It hasn’t always been easy, but Bill Johnson has been working as a professional musician for 40 years, developing his own brand of laid-back, soul-thumping blues while living on Vancouver Island.
And he’ll bring his brand of the blues to Ladysmith this weekend when he performs at Concerts in the Park Sunday, July 27.
Johnson, who lives on the Saanich Peninsula, comes from an artistic family. His mother is Dorothy Oxborough, a well-known painter whose work can be found all across Canada.
“I come from a family where everyone played instruments and creativity was the normal,” he said. “I liked the guitar and was always fiddling with it. I had an uncle who had a Gretsch electric guitar, which is a guitar with a lot of chrome buttons and levers on it — very interesting for a little boy. My brother played a lot of blues, so I heard the blues constantly. He was a musician too, and he was 12 years older than me. This was 1968, and the blues had re-surfaced then. For those pivotal years of my life, I grew up hearing Muddy Waters and those famous blues musicians all day, every day, and it just stuck.
“When I picked up a guitar, I immediately heard someone play a blues song and I had someone teach me, and then I basically taught myself to play. That was 40 years ago.”
Johnson says that one thing that keeps him playing music is that it’s always fresh.
“You can always play the guitar when you’re upset or for any reason, when you’re happy — it’s always a place to go,” he said. “It’s always been a puzzle — every time I pick up a guitar, there’s something new to learn or a song to write.”

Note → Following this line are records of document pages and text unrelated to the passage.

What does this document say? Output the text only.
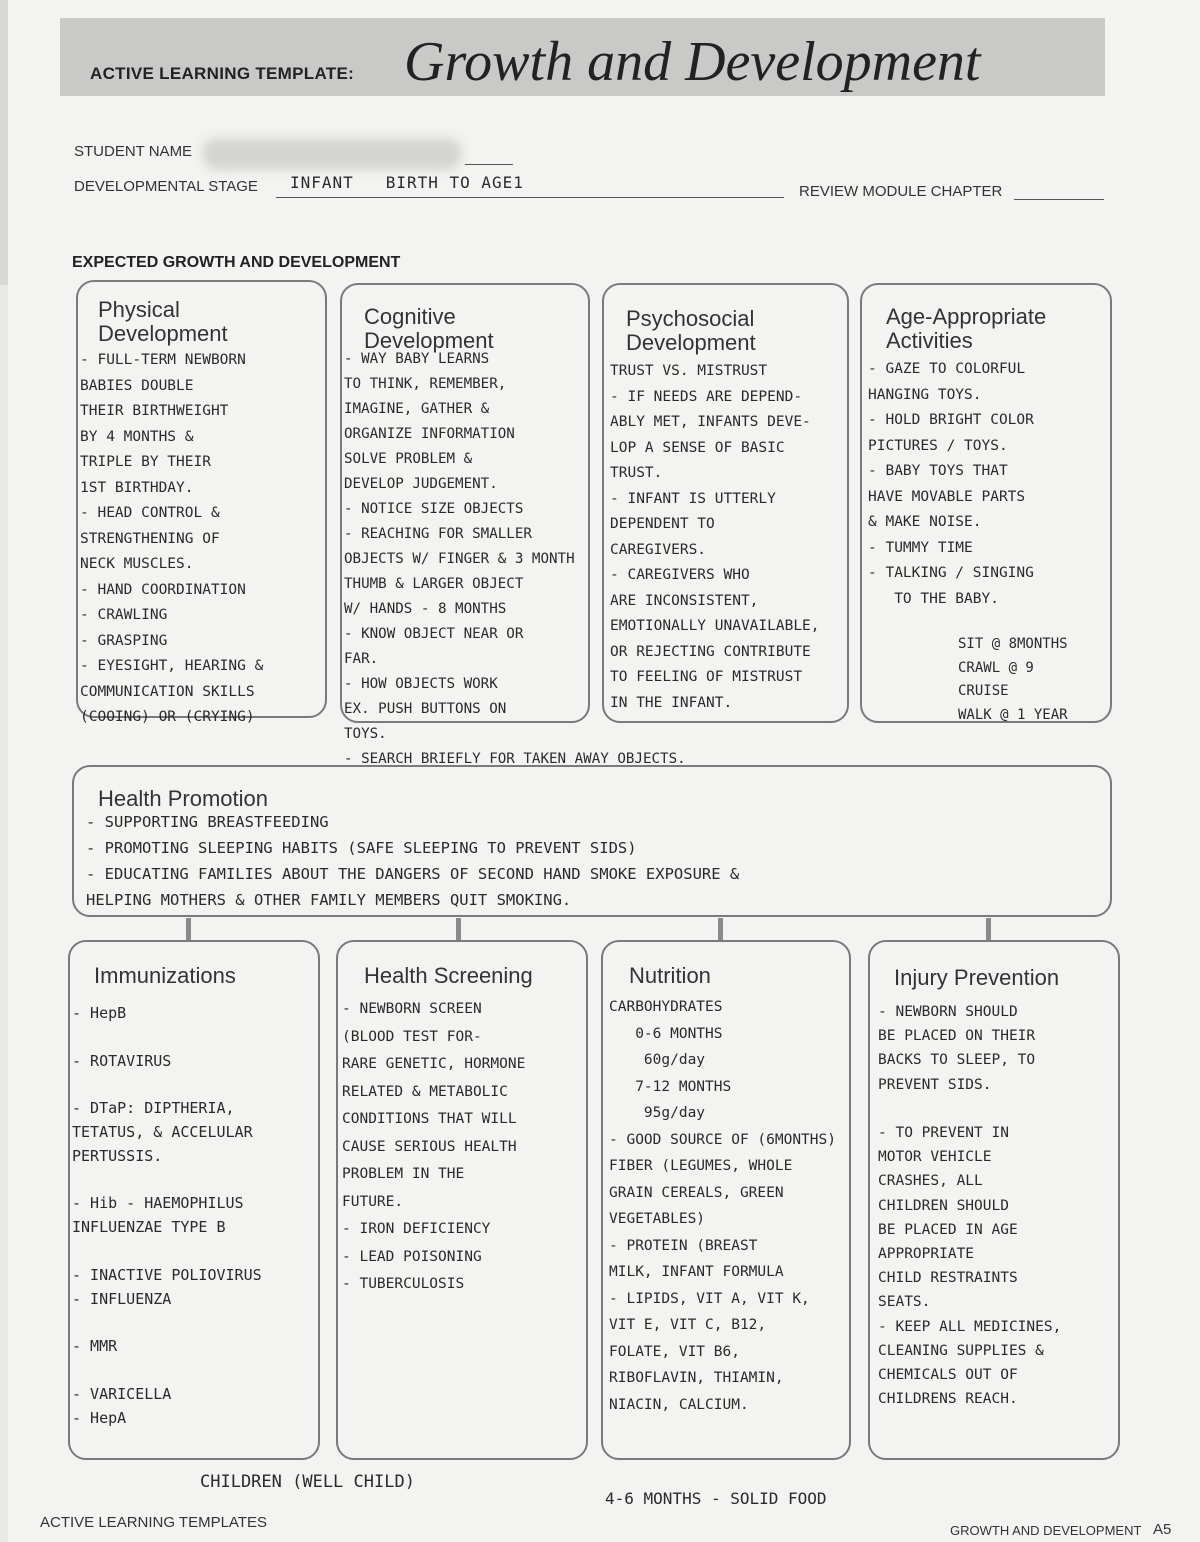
ACTIVE LEARNING TEMPLATE: Growth and Development
STUDENT NAME
DEVELOPMENTAL STAGE INFANT   BIRTH TO AGE1	REVIEW MODULE CHAPTER
EXPECTED GROWTH AND DEVELOPMENT
Physical
Development
- FULL-TERM NEWBORN
BABIES DOUBLE
THEIR BIRTHWEIGHT
BY 4 MONTHS &
TRIPLE BY THEIR
1ST BIRTHDAY.
- HEAD CONTROL &
STRENGTHENING OF
NECK MUSCLES.
- HAND COORDINATION
- CRAWLING
- GRASPING
- EYESIGHT, HEARING &
COMMUNICATION SKILLS
(COOING) OR (CRYING)
Cognitive
Development
- WAY BABY LEARNS
TO THINK, REMEMBER,
IMAGINE, GATHER &
ORGANIZE INFORMATION
SOLVE PROBLEM &
DEVELOP JUDGEMENT.
- NOTICE SIZE OBJECTS
- REACHING FOR SMALLER
OBJECTS W/ FINGER & 3 MONTH
THUMB & LARGER OBJECT
W/ HANDS - 8 MONTHS
- KNOW OBJECT NEAR OR
FAR.
- HOW OBJECTS WORK
EX. PUSH BUTTONS ON
TOYS.
- SEARCH BRIEFLY FOR TAKEN AWAY OBJECTS.
Psychosocial
Development
TRUST VS. MISTRUST
- IF NEEDS ARE DEPEND-
ABLY MET, INFANTS DEVE-
LOP A SENSE OF BASIC
TRUST.
- INFANT IS UTTERLY
DEPENDENT TO
CAREGIVERS.
- CAREGIVERS WHO
ARE INCONSISTENT,
EMOTIONALLY UNAVAILABLE,
OR REJECTING CONTRIBUTE
TO FEELING OF MISTRUST
IN THE INFANT.
Age-Appropriate
Activities
- GAZE TO COLORFUL
HANGING TOYS.
- HOLD BRIGHT COLOR
PICTURES / TOYS.
- BABY TOYS THAT
HAVE MOVABLE PARTS
& MAKE NOISE.
- TUMMY TIME
- TALKING / SINGING
TO THE BABY.
SIT @ 8MONTHS
CRAWL @ 9
CRUISE
WALK @ 1 YEAR
Health Promotion
- SUPPORTING BREASTFEEDING
- PROMOTING SLEEPING HABITS (SAFE SLEEPING TO PREVENT SIDS)
- EDUCATING FAMILIES ABOUT THE DANGERS OF SECOND HAND SMOKE EXPOSURE &
HELPING MOTHERS & OTHER FAMILY MEMBERS QUIT SMOKING.
Immunizations
- HepB

- ROTAVIRUS

- DTaP: DIPTHERIA,
TETATUS, & ACCELULAR
PERTUSSIS.

- Hib - HAEMOPHILUS
INFLUENZAE TYPE B

- INACTIVE POLIOVIRUS
- INFLUENZA

- MMR

- VARICELLA
- HepA
Health Screening
- NEWBORN SCREEN
(BLOOD TEST FOR-
RARE GENETIC, HORMONE
RELATED & METABOLIC
CONDITIONS THAT WILL
CAUSE SERIOUS HEALTH
PROBLEM IN THE
FUTURE.
- IRON DEFICIENCY
- LEAD POISONING
- TUBERCULOSIS
Nutrition
CARBOHYDRATES
0-6 MONTHS
60g/day
7-12 MONTHS
95g/day
- GOOD SOURCE OF (6MONTHS)
FIBER (LEGUMES, WHOLE
GRAIN CEREALS, GREEN
VEGETABLES)
- PROTEIN (BREAST
MILK, INFANT FORMULA
- LIPIDS, VIT A, VIT K,
VIT E, VIT C, B12,
FOLATE, VIT B6,
RIBOFLAVIN, THIAMIN,
NIACIN, CALCIUM.
Injury Prevention
- NEWBORN SHOULD
BE PLACED ON THEIR
BACKS TO SLEEP, TO
PREVENT SIDS.

- TO PREVENT IN
MOTOR VEHICLE
CRASHES, ALL
CHILDREN SHOULD
BE PLACED IN AGE
APPROPRIATE
CHILD RESTRAINTS
SEATS.
- KEEP ALL MEDICINES,
CLEANING SUPPLIES &
CHEMICALS OUT OF
CHILDRENS REACH.
CHILDREN (WELL CHILD)
4-6 MONTHS - SOLID FOOD
ACTIVE LEARNING TEMPLATES	GROWTH AND DEVELOPMENT A5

Johnson was nominated for a Juno Award in 2012, and he has earned four Maple Blues Award nominations in his career.
“That was a wonderful experience,” he said of the Juno nomination. “After 40 years of struggling to be good and 30 years of working professionally, as a blues musician, nobody gives you any kind of degree or you never pass a test, so it’s like I finally got my degree — there was proof that what I was doing was good. It has to be good to get a Juno nomination, I keep telling myself. It’s always hard to keep going in this business sometimes, and when I remind myself that I have these accolades, it certainly has kept me going.”
Johnson received a certificate saying he was nominated for a Juno Award, and he says that while he would have liked to have won the award for blues album of the year, but being nominated feels like winning.
“I think a nomination in a way is an award if they can narrow it down to five musicians from the vast number of people who apply or the artists who produce music, that’s a prize in itself,” he said.
Johnson, who recently played with Suzie Vinnick at the Vancouver Folk Festival, performs Sunday, July 27 during Concerts in the Park at the Transfer Beach Amphitheatre from 6-8 p.m., weather permitting.
Admission is by donation, with donations going toward the Ladysmith Resources Centre Association to offer programs to families in our community free of charge.